No meio do Conselho Europeu, na quinta-feira à noite, no 23 de março, os líderes dos vinte e cinco atingiram seu objetivo principal: evitar divisões. Eles esboçaram, pela primeira vez, uma política energética comum - reconhecidamente tímida -, evitando controvérsias sobre o patriotismo econômico, criticado principalmente pela França e pela Espanha.
Os países membros concordaram com as linhas gerais de uma política energética comum, que incluiria falar a uma só voz no cenário internacional e fortalecer seu mercado interno. Eles concordaram em se reunir anualmente para avaliar o progresso. Mas eles "ainda não chegaram a conclusões sobre objetivos específicos" em energia, mesmo que a Comissão Europeia "tenha recebido um mandato" para propô-los, reconheceu seu presidente, José Manuel Barroso.

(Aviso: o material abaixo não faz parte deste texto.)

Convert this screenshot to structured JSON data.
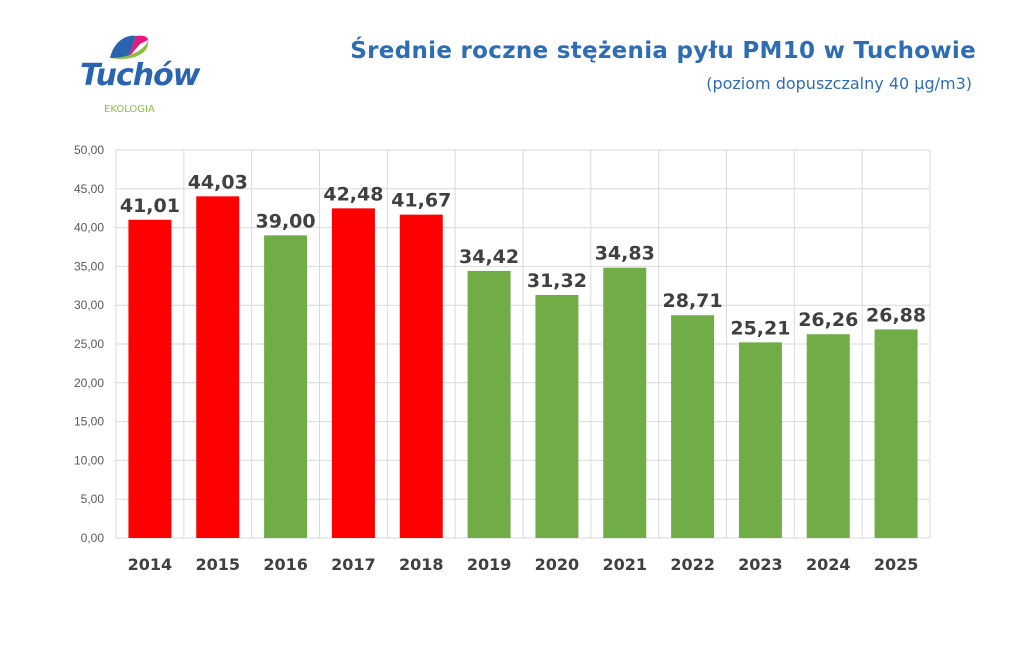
{
  "logo": {
    "name": "Tuchów",
    "tagline": "EKOLOGIA"
  },
  "chart_data": {
    "type": "bar",
    "title": "Średnie roczne stężenia pyłu PM10 w Tuchowie",
    "subtitle": "(poziom dopuszczalny 40 µg/m3)",
    "categories": [
      "2014",
      "2015",
      "2016",
      "2017",
      "2018",
      "2019",
      "2020",
      "2021",
      "2022",
      "2023",
      "2024",
      "2025"
    ],
    "values": [
      41.01,
      44.03,
      39.0,
      42.48,
      41.67,
      34.42,
      31.32,
      34.83,
      28.71,
      25.21,
      26.26,
      26.88
    ],
    "labels": [
      "41,01",
      "44,03",
      "39,00",
      "42,48",
      "41,67",
      "34,42",
      "31,32",
      "34,83",
      "28,71",
      "25,21",
      "26,26",
      "26,88"
    ],
    "bar_colors": [
      "#ff0000",
      "#ff0000",
      "#70ad47",
      "#ff0000",
      "#ff0000",
      "#70ad47",
      "#70ad47",
      "#70ad47",
      "#70ad47",
      "#70ad47",
      "#70ad47",
      "#70ad47"
    ],
    "yticks": [
      "0,00",
      "5,00",
      "10,00",
      "15,00",
      "20,00",
      "25,00",
      "30,00",
      "35,00",
      "40,00",
      "45,00",
      "50,00"
    ],
    "ylim": [
      0,
      50
    ],
    "grid": true,
    "xlabel": "",
    "ylabel": ""
  }
}
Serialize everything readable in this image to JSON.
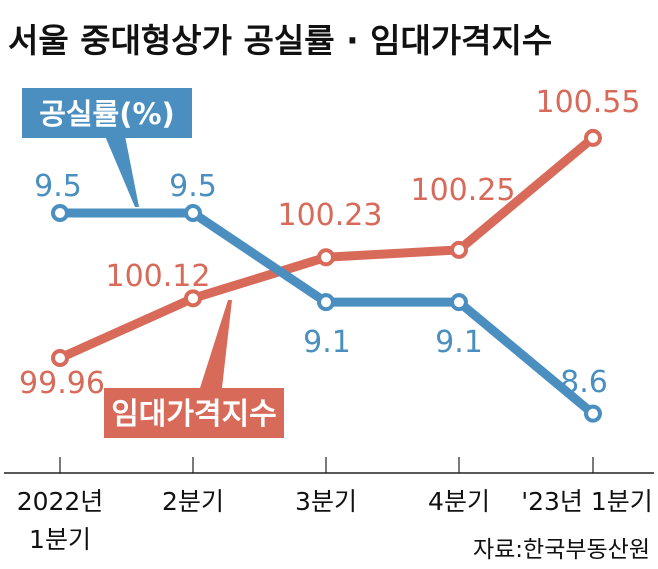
{
  "chart_data": {
    "type": "line",
    "title": "서울 중대형상가 공실률 · 임대가격지수",
    "categories": [
      [
        "2022년",
        "1분기"
      ],
      [
        "2분기"
      ],
      [
        "3분기"
      ],
      [
        "4분기"
      ],
      [
        "'23년 1분기"
      ]
    ],
    "series": [
      {
        "name": "공실률(%)",
        "color": "#4a8fc0",
        "values": [
          9.5,
          9.5,
          9.1,
          9.1,
          8.6
        ],
        "labels": [
          "9.5",
          "9.5",
          "9.1",
          "9.1",
          "8.6"
        ]
      },
      {
        "name": "임대가격지수",
        "color": "#d86a5a",
        "values": [
          99.96,
          100.12,
          100.23,
          100.25,
          100.55
        ],
        "labels": [
          "99.96",
          "100.12",
          "100.23",
          "100.25",
          "100.55"
        ]
      }
    ],
    "source": "자료:한국부동산원",
    "grid": false
  }
}
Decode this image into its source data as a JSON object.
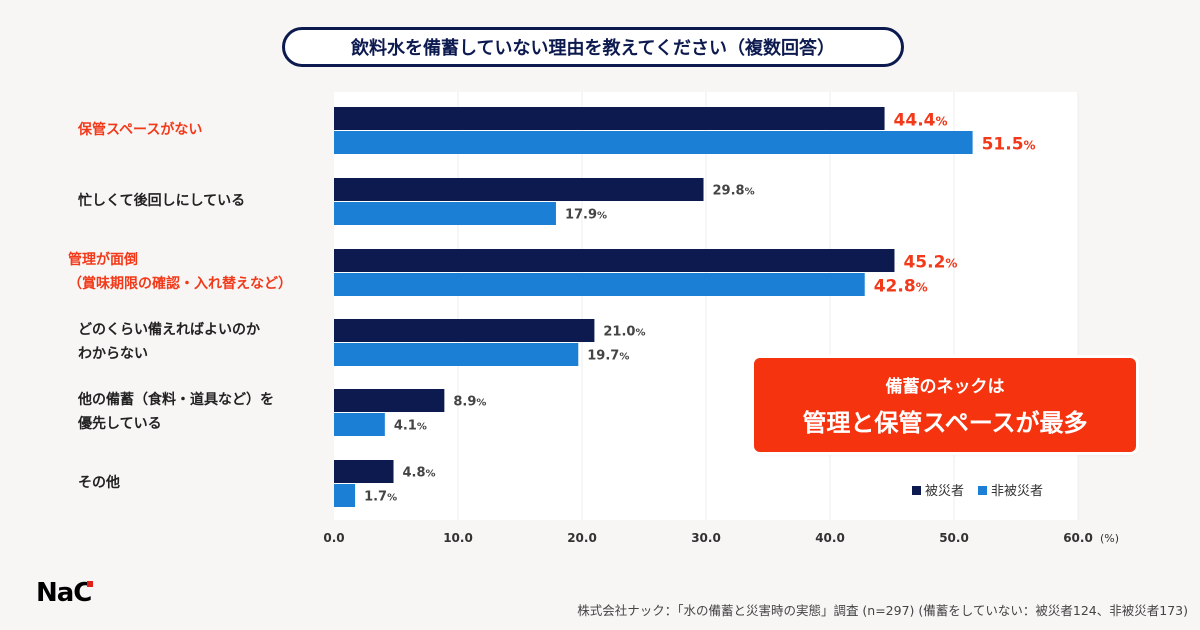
{
  "title": "飲料水を備蓄していない理由を教えてください（複数回答）",
  "chart_data": {
    "type": "bar",
    "orientation": "horizontal",
    "title": "飲料水を備蓄していない理由を教えてください（複数回答）",
    "categories": [
      {
        "lines": [
          "保管スペースがない"
        ],
        "highlight": true
      },
      {
        "lines": [
          "忙しくて後回しにしている"
        ],
        "highlight": false
      },
      {
        "lines": [
          "管理が面倒",
          "（賞味期限の確認・入れ替えなど）"
        ],
        "highlight": true
      },
      {
        "lines": [
          "どのくらい備えればよいのか",
          "わからない"
        ],
        "highlight": false
      },
      {
        "lines": [
          "他の備蓄（食料・道具など）を",
          "優先している"
        ],
        "highlight": false
      },
      {
        "lines": [
          "その他"
        ],
        "highlight": false
      }
    ],
    "series": [
      {
        "name": "被災者",
        "color": "#0d1a4f",
        "values": [
          44.4,
          29.8,
          45.2,
          21.0,
          8.9,
          4.8
        ]
      },
      {
        "name": "非被災者",
        "color": "#1b7fd6",
        "values": [
          51.5,
          17.9,
          42.8,
          19.7,
          4.1,
          1.7
        ]
      }
    ],
    "highlight_color": "#f2391a",
    "xlim": [
      0,
      60
    ],
    "xticks": [
      "0.0",
      "10.0",
      "20.0",
      "30.0",
      "40.0",
      "50.0",
      "60.0"
    ],
    "xunit": "(%)",
    "value_suffix": "%",
    "grid": true,
    "legend": "bottom-right"
  },
  "callout": {
    "line1": "備蓄のネックは",
    "line2": "管理と保管スペースが最多"
  },
  "logo": "NaC",
  "source": "株式会社ナック：「水の備蓄と災害時の実態」調査 (n=297) (備蓄をしていない：被災者124、非被災者173)"
}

"Em dez anos, quando você olhar para trás, perceberá que esse debate muito substancial levou a uma nova política energética" na UE, disse o chanceler austríaco Wolfgang Schüssel, presidente em exercício da União. Ele prometeu que "não há dúvida de estabelecer uma nova super burocracia encarregada da energia", enquanto Barroso assegurou que os Estados membros não teriam que transferir novos poderes para a Comissão.